Üç çeyrek asırlık acı.. Hiroşima ve Nagazaki.. Atom bombası

0

Japonya’nın Hiroşima kentine 6 Ağustos 1945 sabahı atılan atom bombası sonucu hayatını kaybedenler ve yaralananlar için kentteki Barış Anıt Parkında 75. yıl anma töreni düzenlendi.

Törene video mesaj gönderen Cumhurbaşkanı Erdoğan, Hiroşima’ya atom bombası atılmasının insanlık tarihinin en karanlık günlerinden biri olduğuna dikkati çekti. Hiroşima’nın kurbanlarını taziyeyle anan Erdoğan, ¨Dost Japon halkına başsağlığı diliyorum. 75 senedir yüreklerindeki acıyı dindirmeye çalışan mağdurların yakınlarına başsağlığı diliyorum.¨ cümlelerini kullandı.

Erdoğan, ¨Bu meşum olaydan ders almayı başarmak zorundayız.

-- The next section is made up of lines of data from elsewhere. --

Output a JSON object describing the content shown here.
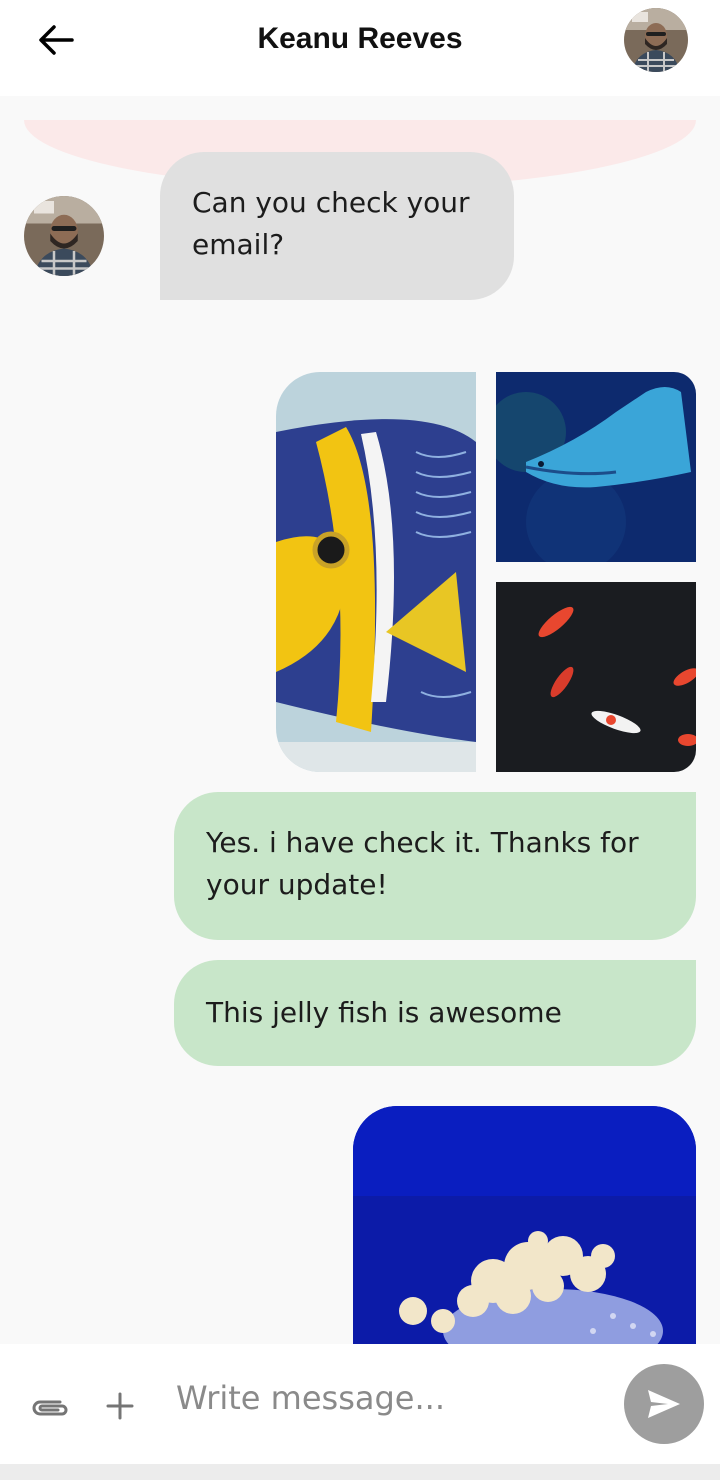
{
  "header": {
    "back_icon": "arrow-left-icon",
    "title": "Keanu Reeves",
    "avatar_icon": "contact-avatar"
  },
  "messages": [
    {
      "direction": "incoming",
      "type": "text",
      "text": "Can you check your email?"
    },
    {
      "direction": "outgoing",
      "type": "image-group",
      "images": [
        "fish-photo",
        "manta-ray-photo",
        "koi-fish-photo"
      ]
    },
    {
      "direction": "outgoing",
      "type": "text",
      "text": "Yes. i have check it. Thanks for your update!"
    },
    {
      "direction": "outgoing",
      "type": "text",
      "text": "This jelly fish is awesome"
    },
    {
      "direction": "outgoing",
      "type": "image",
      "image": "jellyfish-photo"
    }
  ],
  "composer": {
    "placeholder": "Write message...",
    "attach_icon": "paperclip-icon",
    "add_icon": "plus-icon",
    "send_icon": "send-icon"
  },
  "colors": {
    "incoming_bubble": "#e0e0e0",
    "outgoing_bubble": "#c8e6c9",
    "send_button": "#9e9e9e",
    "background": "#f9f9f9"
  }
}
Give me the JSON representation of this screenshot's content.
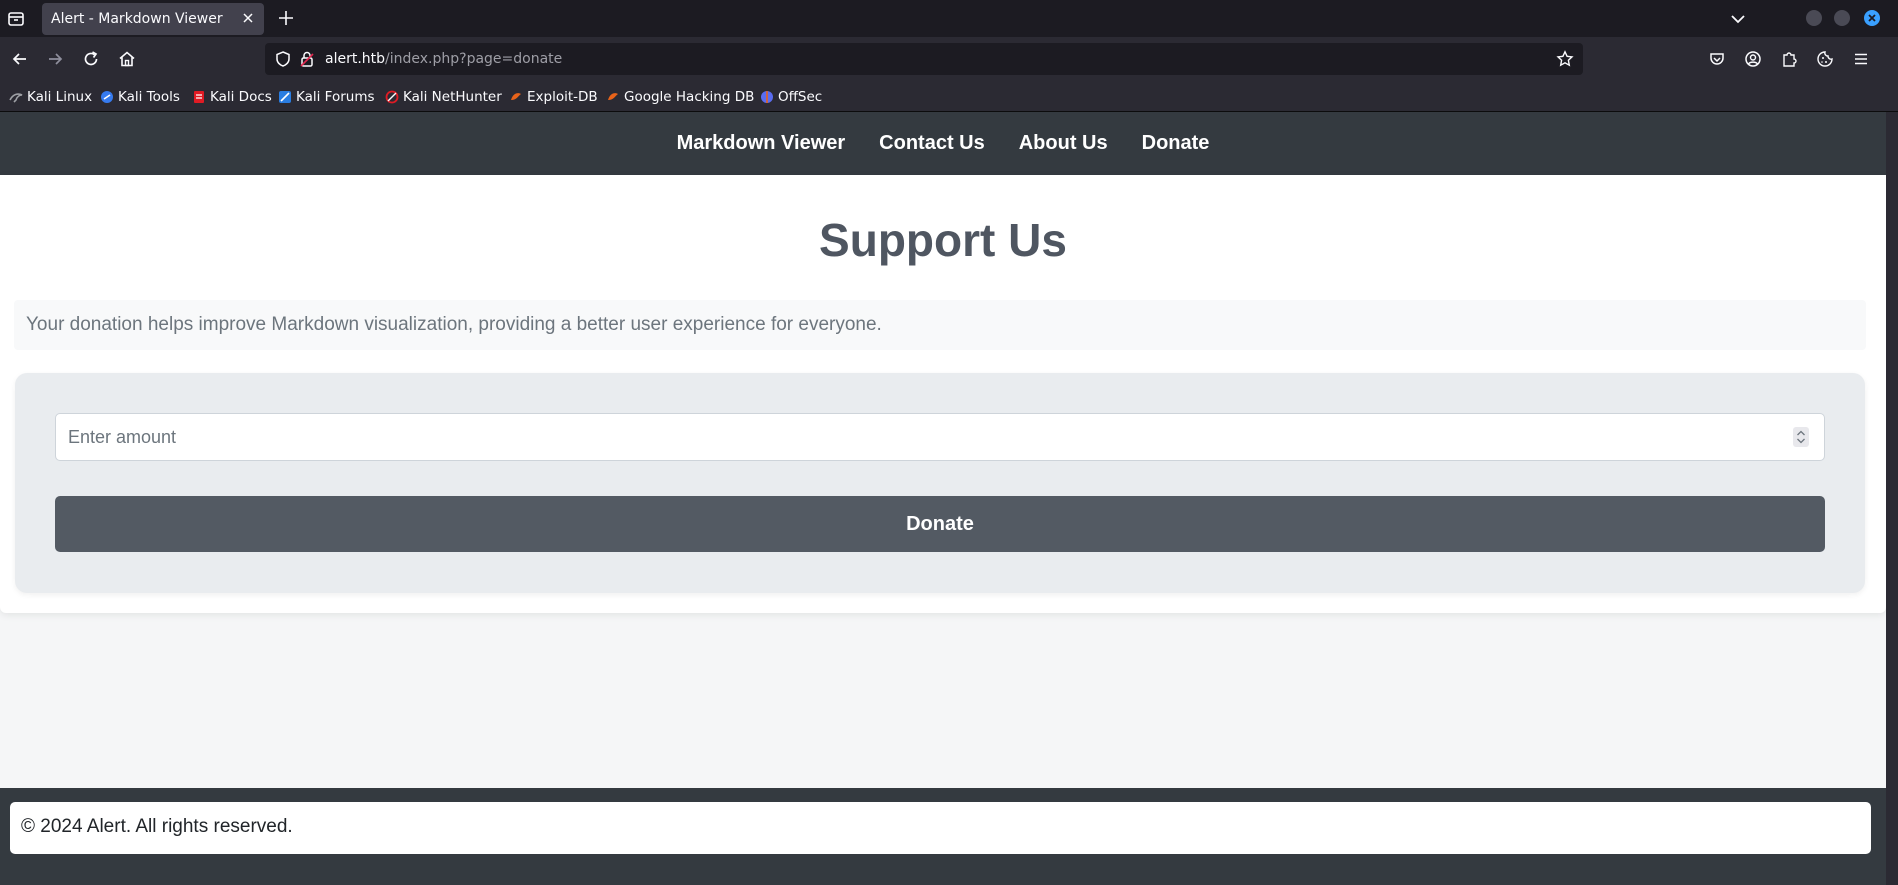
{
  "browser": {
    "tab": {
      "title": "Alert - Markdown Viewer"
    },
    "url": {
      "host": "alert.htb",
      "path": "/index.php?page=donate"
    },
    "bookmarks": [
      {
        "label": "Kali Linux",
        "icon": "kali-dragon-icon",
        "color": "#9ea0a5"
      },
      {
        "label": "Kali Tools",
        "icon": "kali-tools-icon",
        "color": "#367bf0"
      },
      {
        "label": "Kali Docs",
        "icon": "kali-docs-icon",
        "color": "#e01b24"
      },
      {
        "label": "Kali Forums",
        "icon": "kali-forums-icon",
        "color": "#2a7de1"
      },
      {
        "label": "Kali NetHunter",
        "icon": "nethunter-icon",
        "color": "#e01b24"
      },
      {
        "label": "Exploit-DB",
        "icon": "exploit-db-icon",
        "color": "#e8631a"
      },
      {
        "label": "Google Hacking DB",
        "icon": "ghdb-icon",
        "color": "#e8631a"
      },
      {
        "label": "OffSec",
        "icon": "offsec-icon",
        "color": "#5a6cf0"
      }
    ]
  },
  "site": {
    "nav": {
      "links": [
        "Markdown Viewer",
        "Contact Us",
        "About Us",
        "Donate"
      ]
    },
    "heading": "Support Us",
    "intro": "Your donation helps improve Markdown visualization, providing a better user experience for everyone.",
    "form": {
      "amount_placeholder": "Enter amount",
      "amount_value": "",
      "submit_label": "Donate"
    },
    "footer": "© 2024 Alert. All rights reserved."
  },
  "colors": {
    "nav_bg": "#343a40",
    "button_bg": "#535a63",
    "heading": "#4f5661",
    "muted_text": "#6c757d",
    "card_bg": "#e9ecef"
  }
}
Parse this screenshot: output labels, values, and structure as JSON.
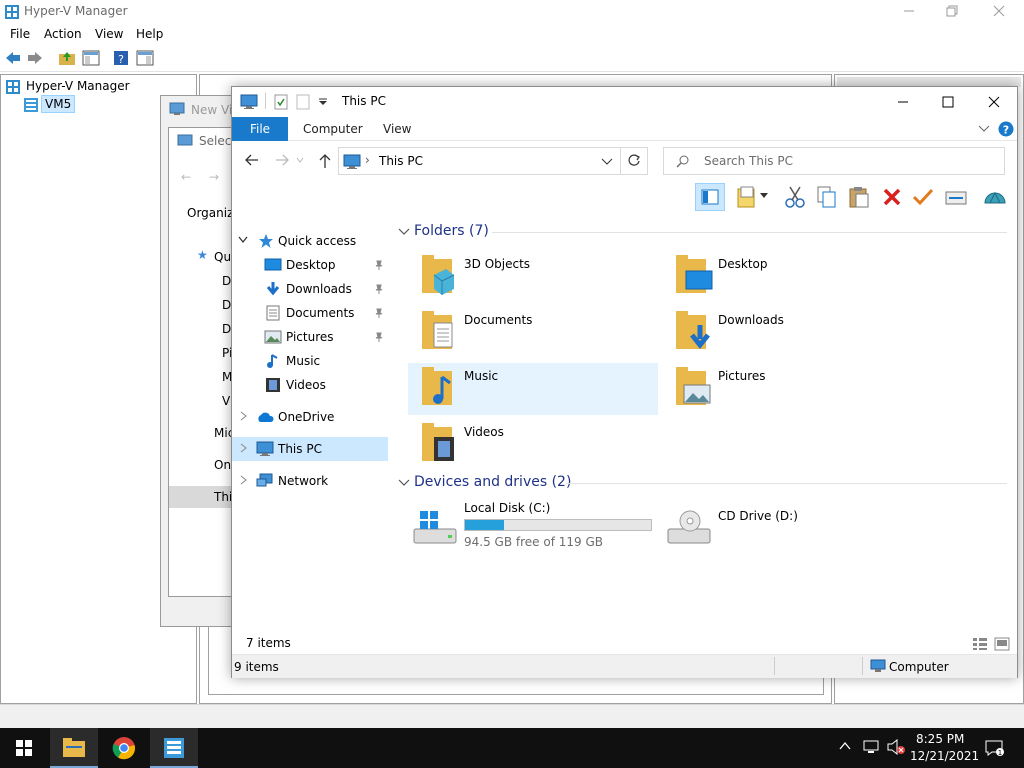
{
  "hyperv": {
    "title": "Hyper-V Manager",
    "menu": [
      "File",
      "Action",
      "View",
      "Help"
    ],
    "tree": {
      "root": "Hyper-V Manager",
      "server": "VM5"
    }
  },
  "wizard": {
    "title_partial": "New Vir",
    "step_partial": "Select",
    "organize_partial": "Organiz",
    "quick_partial": "Qu",
    "items_partial": [
      "D",
      "D",
      "D",
      "Pi",
      "M",
      "Vi"
    ],
    "ms_partial": "Mic",
    "one_partial": "On",
    "this_partial": "Thi"
  },
  "explorer": {
    "title": "This PC",
    "tabs": {
      "file": "File",
      "computer": "Computer",
      "view": "View"
    },
    "address": "This PC",
    "search_placeholder": "Search This PC",
    "nav": {
      "quick_access": "Quick access",
      "items": [
        "Desktop",
        "Downloads",
        "Documents",
        "Pictures",
        "Music",
        "Videos"
      ],
      "onedrive": "OneDrive",
      "thispc": "This PC",
      "network": "Network"
    },
    "folders_header": "Folders (7)",
    "folders": [
      "3D Objects",
      "Desktop",
      "Documents",
      "Downloads",
      "Music",
      "Pictures",
      "Videos"
    ],
    "drives_header": "Devices and drives (2)",
    "drives": [
      {
        "name": "Local Disk (C:)",
        "free": "94.5 GB free of 119 GB",
        "used_fraction": 0.21
      },
      {
        "name": "CD Drive (D:)"
      }
    ],
    "footer_items": "7 items",
    "status_items": "9 items",
    "status_location": "Computer"
  },
  "taskbar": {
    "time": "8:25 PM",
    "date": "12/21/2021"
  },
  "colors": {
    "accent": "#1979ca",
    "folder": "#f5c542",
    "selection": "#cce8ff",
    "drive_bar": "#26a0da"
  }
}
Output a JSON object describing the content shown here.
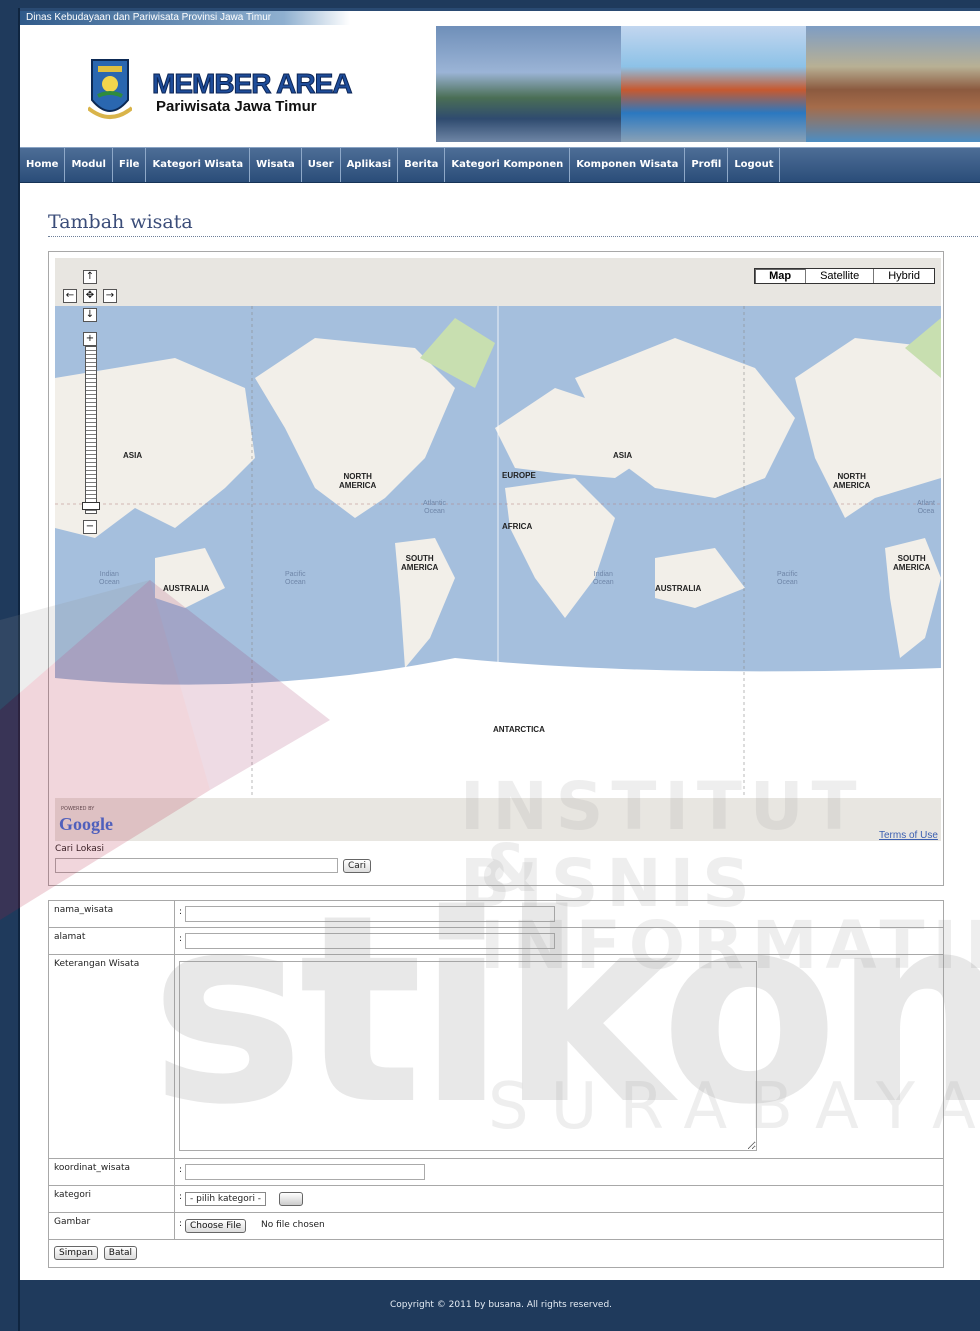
{
  "header": {
    "org_name": "Dinas Kebudayaan dan Pariwisata Provinsi Jawa Timur",
    "brand_title": "MEMBER AREA",
    "brand_subtitle": "Pariwisata Jawa Timur"
  },
  "nav": {
    "items": [
      "Home",
      "Modul",
      "File",
      "Kategori Wisata",
      "Wisata",
      "User",
      "Aplikasi",
      "Berita",
      "Kategori Komponen",
      "Komponen Wisata",
      "Profil",
      "Logout"
    ]
  },
  "main": {
    "title": "Tambah wisata"
  },
  "map": {
    "types": [
      "Map",
      "Satellite",
      "Hybrid"
    ],
    "active_type": "Map",
    "zoom_in": "+",
    "zoom_out": "−",
    "pan_up": "↑",
    "pan_down": "↓",
    "pan_left": "←",
    "pan_right": "→",
    "pan_center": "✥",
    "powered_by": "POWERED BY",
    "google": "Google",
    "terms": "Terms of Use",
    "labels": {
      "asia_1": "ASIA",
      "asia_2": "ASIA",
      "north_america_1": "NORTH\nAMERICA",
      "north_america_2": "NORTH\nAMERICA",
      "europe": "EUROPE",
      "africa": "AFRICA",
      "south_america_1": "SOUTH\nAMERICA",
      "south_america_2": "SOUTH\nAMERICA",
      "australia_1": "AUSTRALIA",
      "australia_2": "AUSTRALIA",
      "antarctica": "ANTARCTICA",
      "atlantic_1": "Atlantic\nOcean",
      "atlantic_2": "Atlant\nOcea",
      "indian_1": "Indian\nOcean",
      "indian_2": "Indian\nOcean",
      "pacific_1": "Pacific\nOcean",
      "pacific_2": "Pacific\nOcean"
    },
    "colors": {
      "water": "#a5bfdd",
      "land": "#f2efe9",
      "green": "#c8dfb0",
      "ice": "#ffffff"
    }
  },
  "search": {
    "label": "Cari Lokasi",
    "value": "",
    "button": "Cari"
  },
  "form": {
    "nama_label": "nama_wisata",
    "alamat_label": "alamat",
    "keterangan_label": "Keterangan Wisata",
    "koordinat_label": "koordinat_wisata",
    "kategori_label": "kategori",
    "kategori_selected": "- pilih kategori -",
    "gambar_label": "Gambar",
    "choose_file": "Choose File",
    "no_file": "No file chosen",
    "colon": ":",
    "submit": "Simpan",
    "cancel": "Batal"
  },
  "footer": {
    "copyright": "Copyright © 2011 by busana. All rights reserved."
  },
  "watermark": {
    "line1": "INSTITUT BISNIS",
    "line2": "& INFORMATIKA",
    "line3": "stikom",
    "line4": "SURABAYA"
  }
}
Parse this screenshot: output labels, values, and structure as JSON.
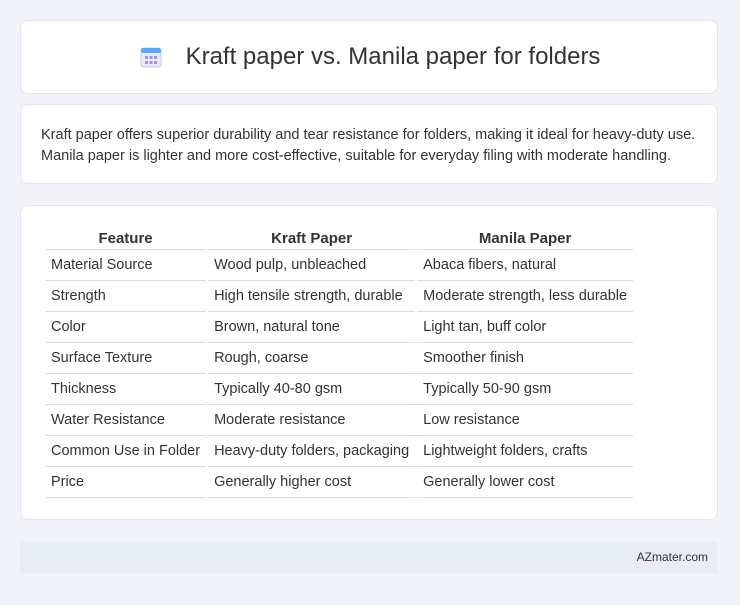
{
  "header": {
    "title": "Kraft paper vs. Manila paper for folders",
    "icon": "calendar-icon"
  },
  "description": {
    "text": "Kraft paper offers superior durability and tear resistance for folders, making it ideal for heavy-duty use. Manila paper is lighter and more cost-effective, suitable for everyday filing with moderate handling."
  },
  "table": {
    "headers": [
      "Feature",
      "Kraft Paper",
      "Manila Paper"
    ],
    "rows": [
      [
        "Material Source",
        "Wood pulp, unbleached",
        "Abaca fibers, natural"
      ],
      [
        "Strength",
        "High tensile strength, durable",
        "Moderate strength, less durable"
      ],
      [
        "Color",
        "Brown, natural tone",
        "Light tan, buff color"
      ],
      [
        "Surface Texture",
        "Rough, coarse",
        "Smoother finish"
      ],
      [
        "Thickness",
        "Typically 40-80 gsm",
        "Typically 50-90 gsm"
      ],
      [
        "Water Resistance",
        "Moderate resistance",
        "Low resistance"
      ],
      [
        "Common Use in Folder",
        "Heavy-duty folders, packaging",
        "Lightweight folders, crafts"
      ],
      [
        "Price",
        "Generally higher cost",
        "Generally lower cost"
      ]
    ]
  },
  "footer": {
    "brand": "AZmater.com"
  },
  "colors": {
    "background": "#f1f3f9",
    "card": "#ffffff",
    "footer": "#e8ecf7",
    "icon_accent": "#8a7fe0"
  }
}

Barış anıt parkında yer alan kaideye kazıldığı gibi Hiroşima, ‘yanlışı tekrar etmeme’ kararlılığımızın nişanesi olmalıdır.¨ dedi. İnsanlığın Hiroşima’dan ders alması gerektiğinin altını çizen Erdoğan, Hiroşima Barış Parkı’ndaki kaidede yazılan ¨Bir Daha Asla¨ sözüne atıfta bulundu.

Kente atom bombası atıldığında 2 yaşında olan ve aldığı yaralara rağmen 10 yıl daha hayat süren, Hiroşima’dan etkilenen çocukların sembolü Sadako Sasaki’yi anımsatan Erdoğan, ¨Onlarca drama rağmen Suriye’de, Yemen’de, Filistin’de çocuklar ölmeye, savaşın tüm yükünü çekmeye devam ediyor. Ölüm mülteci teknesinde, okul sırasında, sokakta, kimi zaman en güvende hissettikleri annelerinin kucağında buluyor. Bu acının bir daha yaşanmaması için çocuklarımız ve gelecek nesillerimiz için ‘Bir Daha Asla¨ ifadelerini kaydetti.

Erdoğan, mesajını Türk şairi Nazım Hikmet’in ¨Çalıyorum kapınızı, teyze, amca, bir imza ver. Çocuklar öldürülmesin, şeker de yiyebilsinler.¨ dizeleriyle sonlandırdı. Anma törenine Cumhurbaşkanı Erdoğan’a vekaleten Türkiye’nin Tokyo Büyükelçisi Hasan Murat Mercan ve beraberindeki heyet katıldı.

Devletlere nükleer silahların tamamen yok edilmesini sağlayacak ortak yola dönmeleri çağrımı yineliyorum

BM Genel Sekreteri Antonio Guterres ve Japonya Başbakanı Abe Şinzo, Hiroşima’ya atom bombası atılmasının 75. yılı törenlerinde “nükleer silahlardan arındırılmış dünya” çağrısı yaptı.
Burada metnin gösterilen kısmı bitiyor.